Most reviews, and all the blurbs, focus on the book's fast pace and nonstop action. Which is true, for the last two hundred or so pages of this four-hundred-page novel. Once the deal goes sour, you'll finish this in one marathon session. Winter provides no place to take smoke breaks in here; the shooting starts, and it does not end. It's not every action-novel writer who can keep up that kind of a pace for two hundred pages.

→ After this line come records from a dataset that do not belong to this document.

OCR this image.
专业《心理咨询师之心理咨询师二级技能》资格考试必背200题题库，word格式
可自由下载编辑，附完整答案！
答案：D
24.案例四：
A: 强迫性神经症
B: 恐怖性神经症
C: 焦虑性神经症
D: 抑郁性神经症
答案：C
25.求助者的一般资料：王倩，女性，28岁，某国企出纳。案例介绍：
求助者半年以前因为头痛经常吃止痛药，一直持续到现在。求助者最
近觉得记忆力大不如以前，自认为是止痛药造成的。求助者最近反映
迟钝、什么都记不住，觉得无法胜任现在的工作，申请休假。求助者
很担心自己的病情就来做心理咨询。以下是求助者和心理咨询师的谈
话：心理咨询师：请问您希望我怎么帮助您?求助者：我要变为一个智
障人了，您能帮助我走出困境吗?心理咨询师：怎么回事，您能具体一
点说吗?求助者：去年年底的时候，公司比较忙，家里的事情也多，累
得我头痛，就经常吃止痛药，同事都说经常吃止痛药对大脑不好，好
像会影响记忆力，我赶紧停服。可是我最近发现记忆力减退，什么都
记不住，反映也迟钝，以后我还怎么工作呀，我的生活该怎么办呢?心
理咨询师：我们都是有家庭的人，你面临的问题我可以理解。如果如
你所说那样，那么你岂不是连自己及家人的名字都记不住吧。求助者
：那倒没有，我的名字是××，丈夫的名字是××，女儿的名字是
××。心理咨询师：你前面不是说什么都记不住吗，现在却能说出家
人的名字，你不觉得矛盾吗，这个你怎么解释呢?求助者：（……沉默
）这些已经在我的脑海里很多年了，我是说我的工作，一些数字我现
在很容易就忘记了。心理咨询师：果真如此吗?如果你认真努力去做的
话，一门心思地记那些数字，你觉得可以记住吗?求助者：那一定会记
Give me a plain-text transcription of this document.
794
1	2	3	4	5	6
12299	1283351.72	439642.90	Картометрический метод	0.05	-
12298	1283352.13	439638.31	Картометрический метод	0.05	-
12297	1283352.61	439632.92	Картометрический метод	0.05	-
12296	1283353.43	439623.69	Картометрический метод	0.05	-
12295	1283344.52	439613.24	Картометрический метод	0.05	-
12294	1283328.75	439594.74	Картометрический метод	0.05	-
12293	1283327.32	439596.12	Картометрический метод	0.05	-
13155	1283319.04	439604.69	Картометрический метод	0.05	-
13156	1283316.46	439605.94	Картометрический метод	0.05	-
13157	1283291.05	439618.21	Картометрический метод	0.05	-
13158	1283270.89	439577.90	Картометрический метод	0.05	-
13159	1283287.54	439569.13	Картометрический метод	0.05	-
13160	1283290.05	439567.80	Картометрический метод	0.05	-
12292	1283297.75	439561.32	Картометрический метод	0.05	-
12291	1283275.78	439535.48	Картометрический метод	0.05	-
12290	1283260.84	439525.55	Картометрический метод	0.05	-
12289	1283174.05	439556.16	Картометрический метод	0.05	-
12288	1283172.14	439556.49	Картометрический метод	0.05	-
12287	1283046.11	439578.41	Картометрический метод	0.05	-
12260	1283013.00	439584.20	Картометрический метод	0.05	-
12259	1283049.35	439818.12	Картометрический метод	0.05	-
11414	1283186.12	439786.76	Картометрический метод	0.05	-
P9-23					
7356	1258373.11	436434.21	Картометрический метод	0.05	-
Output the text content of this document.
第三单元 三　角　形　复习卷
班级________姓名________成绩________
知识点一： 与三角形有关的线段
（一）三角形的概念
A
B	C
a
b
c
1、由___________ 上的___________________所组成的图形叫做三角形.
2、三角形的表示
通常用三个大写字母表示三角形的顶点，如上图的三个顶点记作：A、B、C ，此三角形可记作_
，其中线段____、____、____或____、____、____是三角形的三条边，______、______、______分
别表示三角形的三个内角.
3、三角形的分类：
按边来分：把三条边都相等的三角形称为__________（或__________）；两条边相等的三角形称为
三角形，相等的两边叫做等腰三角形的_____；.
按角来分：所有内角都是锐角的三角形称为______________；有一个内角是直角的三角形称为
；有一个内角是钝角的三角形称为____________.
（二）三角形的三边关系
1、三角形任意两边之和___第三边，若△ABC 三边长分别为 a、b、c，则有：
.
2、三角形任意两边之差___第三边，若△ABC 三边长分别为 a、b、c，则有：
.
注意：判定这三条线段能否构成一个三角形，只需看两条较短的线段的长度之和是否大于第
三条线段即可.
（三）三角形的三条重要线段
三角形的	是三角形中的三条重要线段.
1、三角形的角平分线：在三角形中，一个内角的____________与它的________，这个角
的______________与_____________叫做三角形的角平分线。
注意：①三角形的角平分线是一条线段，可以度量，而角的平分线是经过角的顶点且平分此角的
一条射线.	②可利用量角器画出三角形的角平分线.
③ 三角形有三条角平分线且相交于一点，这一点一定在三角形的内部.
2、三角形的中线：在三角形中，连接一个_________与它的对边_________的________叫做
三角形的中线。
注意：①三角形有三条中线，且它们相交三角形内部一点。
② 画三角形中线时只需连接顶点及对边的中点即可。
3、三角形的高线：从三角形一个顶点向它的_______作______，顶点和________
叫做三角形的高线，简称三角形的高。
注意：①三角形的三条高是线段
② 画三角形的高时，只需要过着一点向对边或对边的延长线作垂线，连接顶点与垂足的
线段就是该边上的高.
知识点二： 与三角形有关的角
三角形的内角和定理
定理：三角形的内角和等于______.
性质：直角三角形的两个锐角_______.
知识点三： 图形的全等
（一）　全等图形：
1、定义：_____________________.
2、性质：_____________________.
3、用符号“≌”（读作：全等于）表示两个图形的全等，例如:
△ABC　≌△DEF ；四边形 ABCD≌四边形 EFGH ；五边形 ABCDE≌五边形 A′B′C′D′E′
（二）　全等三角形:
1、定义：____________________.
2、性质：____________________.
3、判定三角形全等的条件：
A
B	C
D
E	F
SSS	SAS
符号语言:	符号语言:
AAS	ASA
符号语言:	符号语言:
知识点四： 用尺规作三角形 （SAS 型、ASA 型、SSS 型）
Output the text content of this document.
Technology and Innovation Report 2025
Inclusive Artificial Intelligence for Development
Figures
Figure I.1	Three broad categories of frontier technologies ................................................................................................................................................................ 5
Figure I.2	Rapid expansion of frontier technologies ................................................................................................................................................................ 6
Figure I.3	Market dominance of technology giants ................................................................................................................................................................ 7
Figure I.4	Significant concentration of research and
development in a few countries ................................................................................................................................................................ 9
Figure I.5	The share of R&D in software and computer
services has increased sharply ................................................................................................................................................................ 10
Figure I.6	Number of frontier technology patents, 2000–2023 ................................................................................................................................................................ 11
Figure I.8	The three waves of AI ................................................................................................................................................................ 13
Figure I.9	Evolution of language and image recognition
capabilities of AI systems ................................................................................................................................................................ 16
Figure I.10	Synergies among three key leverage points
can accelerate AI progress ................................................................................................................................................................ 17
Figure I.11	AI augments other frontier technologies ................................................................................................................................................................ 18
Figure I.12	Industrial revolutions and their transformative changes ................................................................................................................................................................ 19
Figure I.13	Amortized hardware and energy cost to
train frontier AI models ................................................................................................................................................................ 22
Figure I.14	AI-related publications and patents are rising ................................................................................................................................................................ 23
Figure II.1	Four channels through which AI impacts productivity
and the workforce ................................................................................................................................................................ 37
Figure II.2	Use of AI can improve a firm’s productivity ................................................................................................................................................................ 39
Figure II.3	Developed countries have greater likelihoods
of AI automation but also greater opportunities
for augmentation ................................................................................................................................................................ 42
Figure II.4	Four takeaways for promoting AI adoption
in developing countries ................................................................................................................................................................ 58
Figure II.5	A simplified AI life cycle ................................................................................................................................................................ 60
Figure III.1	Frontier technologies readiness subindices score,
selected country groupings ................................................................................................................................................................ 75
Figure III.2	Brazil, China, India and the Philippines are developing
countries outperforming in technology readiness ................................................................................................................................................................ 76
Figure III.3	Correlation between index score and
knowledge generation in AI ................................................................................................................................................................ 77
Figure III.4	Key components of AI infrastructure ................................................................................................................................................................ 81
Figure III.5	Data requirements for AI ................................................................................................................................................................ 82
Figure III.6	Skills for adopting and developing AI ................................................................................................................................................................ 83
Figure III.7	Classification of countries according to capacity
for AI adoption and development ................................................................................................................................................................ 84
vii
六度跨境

What impressed me more about the novel, though, were the first two hundred pages, which involve a lot of waiting, a lot of background, and some nicely unobtrusive setup for the events to come. I can't count the number of action, mystery, horror, et al. novels where the setup portions drag like a three-toed sloth with a gimp leg. But even when Winter is setting up Burdon's character, introducing us to the minor players, and other such mundane tasks, the book is still brisk enough that the reader is reluctant to let go. This comes half from Burdon Lane's narrative style, which has the look and feel of an illiterate construction worker reciting the famous soliloquy from Hamlet, and half from an ability to flesh out minor characters with little details most writers would overlook. (The comparison here to one of Winter's longtime clients, Stephen King, is obvious. The man learned from the master of the quirky detail and the two-line character sketch. He learned very well. This is not to say that this sounds in any way like a Stephen King novel; Winter has a voice all his own, and it's a doozy.) Someone needs to make a movie of this book, if only to give Steve Buscemi the chance to play CK, one of the other guys accompanying the shipment.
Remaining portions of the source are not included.